Friday, August 18, 2006
For the first time in 10 months, the book-to-bill ratio for North American semiconductor equipment makers slipped in July, trade group Semiconductor Equipment and Materials International (SEMI) said Thursday (Aug. 17).
North American capital equipment vendors posted a book-to-bill ratio of 1.06 in July, down from 1.14 in June, SEMI said.
A book-to-bill of 1.06 means that $106 worth of orders were received for every $100 of product billed for the month. The SEMI book-to-bill is a ratio of three-month moving averages of worldwide bookings and billings for North American-based semiconductor equipment manufacturers.

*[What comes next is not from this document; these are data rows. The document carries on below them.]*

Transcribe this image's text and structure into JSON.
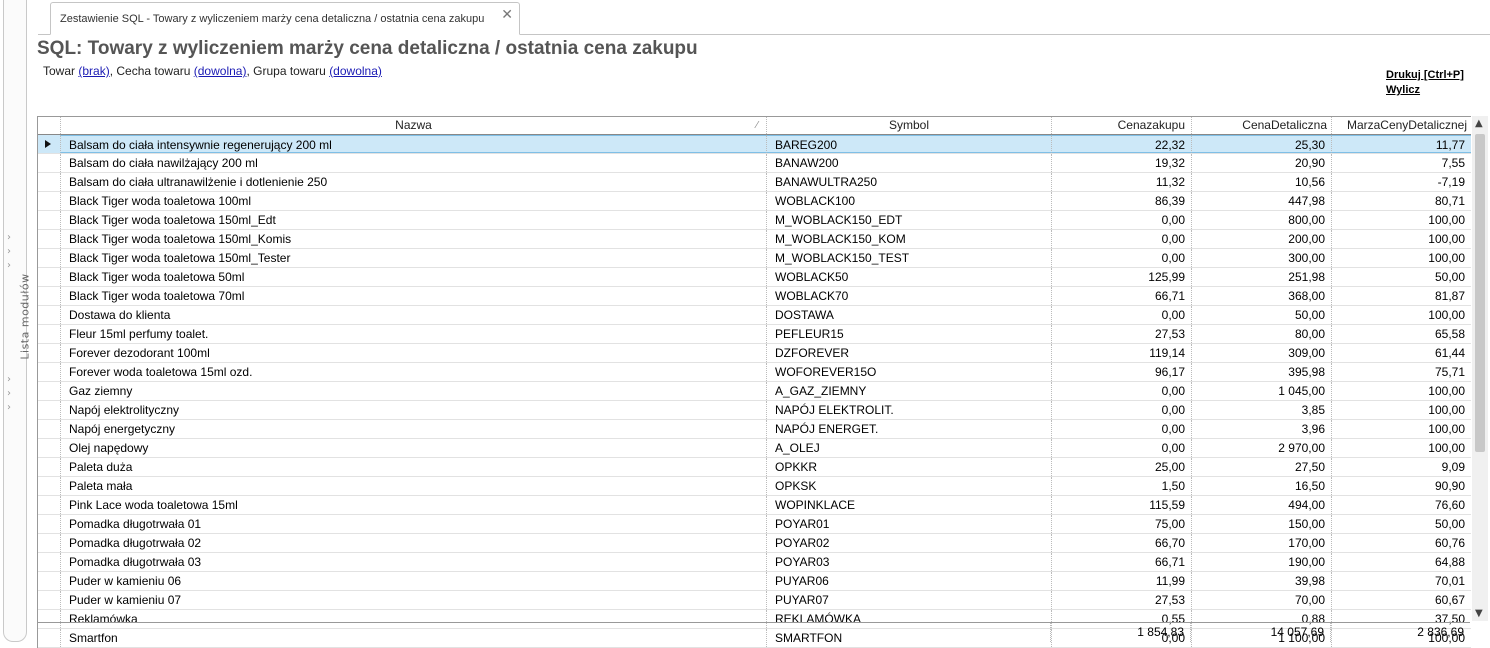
{
  "sidebar": {
    "label": "Lista modułów"
  },
  "tab": {
    "title": "Zestawienie SQL - Towary z wyliczeniem marży cena detaliczna / ostatnia cena zakupu",
    "close": "✕"
  },
  "report": {
    "title": "SQL: Towary z wyliczeniem marży cena detaliczna / ostatnia cena zakupu",
    "filters": {
      "towar_label": "Towar",
      "towar_value": "(brak)",
      "cecha_label": "Cecha towaru",
      "cecha_value": "(dowolna)",
      "grupa_label": "Grupa towaru",
      "grupa_value": "(dowolna)"
    },
    "actions": {
      "print": "Drukuj [Ctrl+P]",
      "calc": "Wylicz"
    }
  },
  "grid": {
    "columns": [
      "Nazwa",
      "Symbol",
      "Cenazakupu",
      "CenaDetaliczna",
      "MarzaCenyDetalicznej"
    ],
    "sort_indicator": "⁄",
    "rows": [
      [
        "Balsam do ciała intensywnie regenerujący 200 ml",
        "BAREG200",
        "22,32",
        "25,30",
        "11,77"
      ],
      [
        "Balsam do ciała nawilżający 200 ml",
        "BANAW200",
        "19,32",
        "20,90",
        "7,55"
      ],
      [
        "Balsam do ciała ultranawilżenie i dotlenienie 250",
        "BANAWULTRA250",
        "11,32",
        "10,56",
        "-7,19"
      ],
      [
        "Black Tiger woda toaletowa 100ml",
        "WOBLACK100",
        "86,39",
        "447,98",
        "80,71"
      ],
      [
        "Black Tiger woda toaletowa 150ml_Edt",
        "M_WOBLACK150_EDT",
        "0,00",
        "800,00",
        "100,00"
      ],
      [
        "Black Tiger woda toaletowa 150ml_Komis",
        "M_WOBLACK150_KOM",
        "0,00",
        "200,00",
        "100,00"
      ],
      [
        "Black Tiger woda toaletowa 150ml_Tester",
        "M_WOBLACK150_TEST",
        "0,00",
        "300,00",
        "100,00"
      ],
      [
        "Black Tiger woda toaletowa 50ml",
        "WOBLACK50",
        "125,99",
        "251,98",
        "50,00"
      ],
      [
        "Black Tiger woda toaletowa 70ml",
        "WOBLACK70",
        "66,71",
        "368,00",
        "81,87"
      ],
      [
        "Dostawa do klienta",
        "DOSTAWA",
        "0,00",
        "50,00",
        "100,00"
      ],
      [
        "Fleur 15ml perfumy toalet.",
        "PEFLEUR15",
        "27,53",
        "80,00",
        "65,58"
      ],
      [
        "Forever dezodorant 100ml",
        "DZFOREVER",
        "119,14",
        "309,00",
        "61,44"
      ],
      [
        "Forever woda toaletowa 15ml ozd.",
        "WOFOREVER15O",
        "96,17",
        "395,98",
        "75,71"
      ],
      [
        "Gaz ziemny",
        "A_GAZ_ZIEMNY",
        "0,00",
        "1 045,00",
        "100,00"
      ],
      [
        "Napój elektrolityczny",
        "NAPÓJ ELEKTROLIT.",
        "0,00",
        "3,85",
        "100,00"
      ],
      [
        "Napój energetyczny",
        "NAPÓJ ENERGET.",
        "0,00",
        "3,96",
        "100,00"
      ],
      [
        "Olej napędowy",
        "A_OLEJ",
        "0,00",
        "2 970,00",
        "100,00"
      ],
      [
        "Paleta duża",
        "OPKKR",
        "25,00",
        "27,50",
        "9,09"
      ],
      [
        "Paleta mała",
        "OPKSK",
        "1,50",
        "16,50",
        "90,90"
      ],
      [
        "Pink Lace woda toaletowa 15ml",
        "WOPINKLACE",
        "115,59",
        "494,00",
        "76,60"
      ],
      [
        "Pomadka długotrwała 01",
        "POYAR01",
        "75,00",
        "150,00",
        "50,00"
      ],
      [
        "Pomadka długotrwała 02",
        "POYAR02",
        "66,70",
        "170,00",
        "60,76"
      ],
      [
        "Pomadka długotrwała 03",
        "POYAR03",
        "66,71",
        "190,00",
        "64,88"
      ],
      [
        "Puder w kamieniu 06",
        "PUYAR06",
        "11,99",
        "39,98",
        "70,01"
      ],
      [
        "Puder w kamieniu 07",
        "PUYAR07",
        "27,53",
        "70,00",
        "60,67"
      ],
      [
        "Reklamówka",
        "REKLAMÓWKA",
        "0,55",
        "0,88",
        "37,50"
      ],
      [
        "Smartfon",
        "SMARTFON",
        "0,00",
        "1 100,00",
        "100,00"
      ]
    ],
    "totals": [
      "1 854,83",
      "14 057,69",
      "2 836,69"
    ]
  }
}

The North American equipment makers' book-to-bill ratio had been either up or flat each month since September 2005, according to data post on SEMI's Web site.
The three-month average of worldwide bookings in July 2006 was $1.75 billion, SEMI (San Jose, Calif.) said. The bookings figure is about 2 percent lower than the final June level of $1.78 billion, SEMI said, and more than 73 percent higher than the $1.01 billion in orders posted in July 2005.
The three-month average of worldwide billings in July 2006 was $1.65 billion, SEMI said, up 6 percent from the final June level of $1.56 billion and almost 53 percent from the July 2005 billings level of $1.08 billion.
"Billings for North American equipment manufacturers are at their highest level since April of 2001, while bookings decreased slightly," said Stanley Myers, SEMI's president and CEO. "Even with a slight bookings slowdown, the worldwide equipment market is still on track to grow about 20 percent in 2006."
SEMI said earlier this week that global semiconductor equipment bookings reached $11.53 billion in the second quarter, up 60 percent year-to-year and up 23 percent sequentially.